Antegnati: 12 Ricercari
Federico del Sordo, organ, harpsichord and clavichord
Brilliant Classics, 95628. 58’08
Costanzo Antegnati (1549-1624) is the best-known of a family of distinguished organ builders in Northern Italy that lasted from the early 15th to the late 17th-century. He worked with his father on the 1582 organ in San Giuseppe, Brescia, at one time, one of the most famous in the world. Costanzo was organist at the Brescia cathedral from 1584 to 1619. The most famous of his few surviving organs (from 1588) is in the church of St. Nicholas in Almenno San Salvatore, Bergamo. His 1595 treatise L’arte organica was republished in 1608 with these 12 Ricercars added to the technical details of 144 organs built by his family, information on organ tuning and advice on registration.
The word Ricercar was a flexible one in Renaissance times.
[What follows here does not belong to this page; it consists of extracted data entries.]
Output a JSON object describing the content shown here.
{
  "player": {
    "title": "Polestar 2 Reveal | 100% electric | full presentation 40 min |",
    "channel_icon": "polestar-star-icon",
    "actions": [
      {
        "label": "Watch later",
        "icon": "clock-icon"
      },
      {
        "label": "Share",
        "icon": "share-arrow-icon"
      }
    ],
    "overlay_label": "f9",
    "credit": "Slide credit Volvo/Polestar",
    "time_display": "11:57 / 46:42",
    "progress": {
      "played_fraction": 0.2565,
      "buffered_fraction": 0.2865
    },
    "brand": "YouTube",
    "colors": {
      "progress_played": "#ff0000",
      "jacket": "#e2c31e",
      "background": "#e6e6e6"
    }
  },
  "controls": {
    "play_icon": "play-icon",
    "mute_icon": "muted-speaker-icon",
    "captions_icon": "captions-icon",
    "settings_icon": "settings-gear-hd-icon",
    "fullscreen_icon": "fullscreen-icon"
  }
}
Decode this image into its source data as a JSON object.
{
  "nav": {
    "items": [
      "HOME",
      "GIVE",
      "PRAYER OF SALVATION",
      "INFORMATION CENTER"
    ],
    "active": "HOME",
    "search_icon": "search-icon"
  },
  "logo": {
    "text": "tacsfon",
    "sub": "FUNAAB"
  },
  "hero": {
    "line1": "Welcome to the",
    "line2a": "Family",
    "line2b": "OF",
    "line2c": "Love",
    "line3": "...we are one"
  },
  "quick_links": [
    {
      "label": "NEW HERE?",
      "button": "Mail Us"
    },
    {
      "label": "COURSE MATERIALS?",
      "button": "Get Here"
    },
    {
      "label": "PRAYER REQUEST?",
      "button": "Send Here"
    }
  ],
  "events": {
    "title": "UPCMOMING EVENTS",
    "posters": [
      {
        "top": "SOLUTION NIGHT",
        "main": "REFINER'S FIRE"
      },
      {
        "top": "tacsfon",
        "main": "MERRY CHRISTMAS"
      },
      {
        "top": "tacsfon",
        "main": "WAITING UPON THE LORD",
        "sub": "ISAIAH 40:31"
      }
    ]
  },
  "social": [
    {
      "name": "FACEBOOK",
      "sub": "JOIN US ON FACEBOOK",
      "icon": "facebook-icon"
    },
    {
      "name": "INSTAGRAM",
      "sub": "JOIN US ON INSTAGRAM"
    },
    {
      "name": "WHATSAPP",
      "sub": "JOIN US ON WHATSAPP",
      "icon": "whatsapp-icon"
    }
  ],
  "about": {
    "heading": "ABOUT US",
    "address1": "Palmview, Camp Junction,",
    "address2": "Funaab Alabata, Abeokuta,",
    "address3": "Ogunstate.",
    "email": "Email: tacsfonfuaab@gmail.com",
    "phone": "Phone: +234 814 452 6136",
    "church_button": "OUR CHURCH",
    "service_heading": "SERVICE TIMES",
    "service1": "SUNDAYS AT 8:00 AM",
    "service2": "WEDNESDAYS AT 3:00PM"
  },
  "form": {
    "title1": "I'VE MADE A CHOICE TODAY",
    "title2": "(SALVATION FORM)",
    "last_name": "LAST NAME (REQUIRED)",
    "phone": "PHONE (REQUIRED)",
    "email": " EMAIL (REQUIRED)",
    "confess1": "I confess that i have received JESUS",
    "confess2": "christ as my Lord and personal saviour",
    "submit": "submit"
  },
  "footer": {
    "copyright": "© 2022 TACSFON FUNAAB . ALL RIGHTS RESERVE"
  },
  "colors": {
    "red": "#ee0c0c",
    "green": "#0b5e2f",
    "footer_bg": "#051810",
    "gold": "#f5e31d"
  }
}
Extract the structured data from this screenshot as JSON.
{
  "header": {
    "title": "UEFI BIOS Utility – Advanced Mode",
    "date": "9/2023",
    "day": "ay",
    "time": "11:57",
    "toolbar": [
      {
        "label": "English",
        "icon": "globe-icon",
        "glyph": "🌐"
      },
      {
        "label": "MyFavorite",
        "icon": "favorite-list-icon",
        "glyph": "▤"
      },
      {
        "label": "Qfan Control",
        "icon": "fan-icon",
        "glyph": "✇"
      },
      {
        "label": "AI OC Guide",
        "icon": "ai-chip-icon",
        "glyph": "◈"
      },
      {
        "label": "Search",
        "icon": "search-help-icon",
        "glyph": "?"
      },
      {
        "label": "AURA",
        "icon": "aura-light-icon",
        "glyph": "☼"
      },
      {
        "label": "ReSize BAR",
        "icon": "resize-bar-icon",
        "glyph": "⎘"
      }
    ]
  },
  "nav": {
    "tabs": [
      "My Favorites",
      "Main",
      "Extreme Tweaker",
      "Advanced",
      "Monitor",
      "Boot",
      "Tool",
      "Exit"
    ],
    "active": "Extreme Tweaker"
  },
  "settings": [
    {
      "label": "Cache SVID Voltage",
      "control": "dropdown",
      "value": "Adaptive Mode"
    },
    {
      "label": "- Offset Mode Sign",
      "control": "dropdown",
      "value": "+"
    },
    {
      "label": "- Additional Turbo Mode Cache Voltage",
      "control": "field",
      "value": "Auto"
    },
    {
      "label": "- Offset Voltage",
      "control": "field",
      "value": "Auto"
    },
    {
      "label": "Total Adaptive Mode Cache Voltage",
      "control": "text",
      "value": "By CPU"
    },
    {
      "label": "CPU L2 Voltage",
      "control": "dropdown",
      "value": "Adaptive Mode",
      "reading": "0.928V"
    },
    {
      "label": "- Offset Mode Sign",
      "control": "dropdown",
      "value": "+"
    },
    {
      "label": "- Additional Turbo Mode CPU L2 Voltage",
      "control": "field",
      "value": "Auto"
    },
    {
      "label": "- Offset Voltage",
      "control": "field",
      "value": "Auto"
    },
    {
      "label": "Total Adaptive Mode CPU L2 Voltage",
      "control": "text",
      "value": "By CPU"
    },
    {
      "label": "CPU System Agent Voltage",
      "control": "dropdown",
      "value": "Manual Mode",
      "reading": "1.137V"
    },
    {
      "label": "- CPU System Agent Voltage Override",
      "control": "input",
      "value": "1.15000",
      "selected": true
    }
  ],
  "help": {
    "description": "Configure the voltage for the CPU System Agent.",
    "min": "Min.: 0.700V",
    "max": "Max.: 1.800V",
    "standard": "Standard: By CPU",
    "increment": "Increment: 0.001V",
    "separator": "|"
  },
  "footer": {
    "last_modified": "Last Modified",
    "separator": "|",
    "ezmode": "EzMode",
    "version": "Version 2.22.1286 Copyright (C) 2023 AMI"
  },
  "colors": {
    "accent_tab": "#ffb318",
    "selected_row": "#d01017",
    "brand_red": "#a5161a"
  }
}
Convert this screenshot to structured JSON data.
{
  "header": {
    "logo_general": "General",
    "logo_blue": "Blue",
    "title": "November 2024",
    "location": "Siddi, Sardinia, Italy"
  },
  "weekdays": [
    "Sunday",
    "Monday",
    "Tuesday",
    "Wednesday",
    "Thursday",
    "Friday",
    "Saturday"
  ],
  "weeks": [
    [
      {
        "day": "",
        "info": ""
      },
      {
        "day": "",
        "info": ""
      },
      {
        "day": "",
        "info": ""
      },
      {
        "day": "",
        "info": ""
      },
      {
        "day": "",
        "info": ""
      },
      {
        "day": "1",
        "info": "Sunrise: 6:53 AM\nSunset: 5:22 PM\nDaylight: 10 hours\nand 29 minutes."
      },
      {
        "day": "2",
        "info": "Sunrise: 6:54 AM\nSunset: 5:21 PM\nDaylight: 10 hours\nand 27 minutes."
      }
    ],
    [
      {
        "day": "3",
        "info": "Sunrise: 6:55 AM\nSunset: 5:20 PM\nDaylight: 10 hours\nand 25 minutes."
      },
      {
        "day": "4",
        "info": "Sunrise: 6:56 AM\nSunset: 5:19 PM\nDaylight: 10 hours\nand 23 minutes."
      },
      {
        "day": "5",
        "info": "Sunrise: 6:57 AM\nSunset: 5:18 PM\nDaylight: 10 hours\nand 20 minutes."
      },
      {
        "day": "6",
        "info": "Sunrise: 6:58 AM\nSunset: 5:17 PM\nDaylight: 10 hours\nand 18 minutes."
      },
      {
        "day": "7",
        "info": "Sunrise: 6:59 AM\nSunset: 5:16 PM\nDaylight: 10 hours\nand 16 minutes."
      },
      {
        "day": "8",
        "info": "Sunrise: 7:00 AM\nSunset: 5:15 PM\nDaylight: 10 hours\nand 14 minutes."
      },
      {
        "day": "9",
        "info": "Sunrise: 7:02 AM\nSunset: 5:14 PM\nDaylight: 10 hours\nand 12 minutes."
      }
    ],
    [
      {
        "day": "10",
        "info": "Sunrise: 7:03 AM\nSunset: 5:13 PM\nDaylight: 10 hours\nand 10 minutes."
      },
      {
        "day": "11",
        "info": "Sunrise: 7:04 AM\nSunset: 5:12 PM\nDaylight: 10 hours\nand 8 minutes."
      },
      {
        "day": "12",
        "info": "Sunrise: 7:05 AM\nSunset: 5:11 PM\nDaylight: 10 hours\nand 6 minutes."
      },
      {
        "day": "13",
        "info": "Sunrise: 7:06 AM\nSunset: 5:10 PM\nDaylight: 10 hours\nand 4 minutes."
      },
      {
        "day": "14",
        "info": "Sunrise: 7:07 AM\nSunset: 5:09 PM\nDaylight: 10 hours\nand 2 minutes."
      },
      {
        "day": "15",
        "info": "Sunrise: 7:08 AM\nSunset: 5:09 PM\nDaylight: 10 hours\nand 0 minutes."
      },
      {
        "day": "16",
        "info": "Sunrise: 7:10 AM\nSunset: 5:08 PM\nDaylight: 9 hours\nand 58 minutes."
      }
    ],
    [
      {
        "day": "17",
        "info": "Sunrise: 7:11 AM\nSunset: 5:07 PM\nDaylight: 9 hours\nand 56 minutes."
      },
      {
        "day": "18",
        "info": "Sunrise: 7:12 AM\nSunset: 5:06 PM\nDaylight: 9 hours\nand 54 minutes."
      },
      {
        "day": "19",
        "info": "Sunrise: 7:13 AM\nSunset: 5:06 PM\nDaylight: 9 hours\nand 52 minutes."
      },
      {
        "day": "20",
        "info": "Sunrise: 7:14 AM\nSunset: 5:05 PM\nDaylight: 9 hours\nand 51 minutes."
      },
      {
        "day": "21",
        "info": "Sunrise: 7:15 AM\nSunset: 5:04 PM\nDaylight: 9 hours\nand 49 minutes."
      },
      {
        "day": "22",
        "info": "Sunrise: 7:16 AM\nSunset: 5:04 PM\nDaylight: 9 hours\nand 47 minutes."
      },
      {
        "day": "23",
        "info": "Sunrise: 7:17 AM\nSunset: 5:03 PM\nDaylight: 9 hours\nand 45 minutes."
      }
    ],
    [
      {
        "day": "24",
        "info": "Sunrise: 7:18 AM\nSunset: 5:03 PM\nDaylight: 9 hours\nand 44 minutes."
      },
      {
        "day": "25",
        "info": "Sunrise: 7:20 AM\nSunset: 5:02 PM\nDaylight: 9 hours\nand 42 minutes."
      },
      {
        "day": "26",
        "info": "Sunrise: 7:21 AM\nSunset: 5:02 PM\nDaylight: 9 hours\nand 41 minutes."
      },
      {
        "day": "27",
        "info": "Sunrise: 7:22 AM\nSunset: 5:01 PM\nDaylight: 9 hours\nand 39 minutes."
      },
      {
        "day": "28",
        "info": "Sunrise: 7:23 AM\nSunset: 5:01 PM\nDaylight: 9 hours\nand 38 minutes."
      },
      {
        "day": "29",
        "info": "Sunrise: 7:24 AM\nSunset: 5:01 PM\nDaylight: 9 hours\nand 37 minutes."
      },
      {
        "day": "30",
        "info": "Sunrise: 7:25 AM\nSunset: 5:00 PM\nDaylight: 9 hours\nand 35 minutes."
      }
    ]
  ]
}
It is based on the Italian for ‘search out’ and, in the context of Antegnati’s examples, is a forerunner of the fugue with its imitative writing ‘searching’ out the different permutations of a generally rather stately theme. Antegnati also includes elements of the free improvisatory style of the fledgeling Toccata form and the instrumental form of ‘divisions’, meaning elaborations or ornamentation on the musical text.
In this recording, released in 2018, Federico del Sordo contrasts the rather formal Ricercari with pieces by other composers of the time, notably the three Canzonas that are the only surviving pieces by Anton Holzner (C1599-1635), organist in the Munich Court of Maximilian I. who spent time in Italy, perhaps meeting Frescobaldi. Other pieces are Ercole Pasquini’s Toccata del settimo tone, Vincenzo Pellegrini’s Canzon La serpentine and Agostino Soderini’s Canzon la ducalina. The differing styles of these typical late Renaissance pieces (Ricercare, Toccata and Canzon) are the foundation of keyboard music to the present day.
Federico del Sordo’s playing is entirely appropriate to the historic style and the nature of the contrasting moods of the pieces. The ornamentation and organ registrations are clearly based on examples from the period and, of course, Antegnati’s own advice.
My only issue is that the recording falls into the frequent trap when using different instruments of getting the balance wrong. The organ is well recorded, but the acoustic jump at the first harpsichord piece is a bit extreme. and the clavichord is set at far too high a recording level in comparison to the other two instruments. Apart from anything, this exposes the mechanical thumps of the keybed. I would have preferred the whole CD to have been recorded on the fine organ. Of course, recording it on Antegnati’s own organ in Almenno San Salvatore would have been an added bonus, but I assume there were practical reasons why that didn’t happen.